Still, it was a delightful book overall--a haunting love story, set in a unique time and place.
For readers' advisors: setting and character doorways are primary. Story is secondary. There are a few scenes with sexual content but nothing especially graphic.
Rosemary T. (San Antonio, TX)
The Woman at the Light by Joanna Brady
The author presents an interesting view into the life and hardships of a women lighthouse keeper during the 1800's. Add a missing husband, an escaped slave, an illicit love affair, and a hurricane and you have a plot that keeps the reader turning pages. An added bonus is the description of an antebellum Key West.
April P. (Traverse City, Mi)
A Look into Key West History
The first page had me a little concerned, I felt as if the author was loading the page with too many descriptive words but that didn't continue. The plot was excellent and I never suspected the outcome which I have to say was refreshing, it seems sometimes authors can give too many clues which can take most of the mystery out of a book and can leave a reader feeling cheated. That did not happen in this book! I enjoyed the main character Emily, she is very strong and I appreciate how she handles her responsibilities as a mother. The author does a wonderful job of making this a historical fiction novel but many issues that women dealt with in the late 1800's as well as today run throughout this book, I believe this makes for a more relate-able book for women readers.

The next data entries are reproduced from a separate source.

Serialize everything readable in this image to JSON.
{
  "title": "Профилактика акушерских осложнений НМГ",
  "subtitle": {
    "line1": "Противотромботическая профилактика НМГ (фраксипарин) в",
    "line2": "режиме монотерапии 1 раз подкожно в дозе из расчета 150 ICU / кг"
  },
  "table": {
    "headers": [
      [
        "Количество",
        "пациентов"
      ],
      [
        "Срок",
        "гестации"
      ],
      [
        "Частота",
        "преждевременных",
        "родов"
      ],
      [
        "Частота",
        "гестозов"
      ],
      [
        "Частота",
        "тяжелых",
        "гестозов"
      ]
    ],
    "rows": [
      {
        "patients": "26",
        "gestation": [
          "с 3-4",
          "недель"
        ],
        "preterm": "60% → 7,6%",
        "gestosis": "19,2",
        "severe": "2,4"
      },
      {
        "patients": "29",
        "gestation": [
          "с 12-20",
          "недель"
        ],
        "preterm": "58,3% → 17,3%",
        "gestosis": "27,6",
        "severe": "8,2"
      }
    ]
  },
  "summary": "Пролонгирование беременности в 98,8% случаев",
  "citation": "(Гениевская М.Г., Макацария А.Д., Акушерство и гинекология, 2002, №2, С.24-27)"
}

I also enjoyed the detailed description of the old lighthouses and the work it took to keep one operating, the author does a great job of painting a picture of shipwrecks among the Florida Keys and the necessity of the lighthouses as well as the possible seclusion and loneliness the lighthouse families/attendants may have felt at times as well as the positives to being away from societies pressures and expectations. This book made me want to live on Wreckers Cay and work the lighthouse and watch ships pass by day in and day out!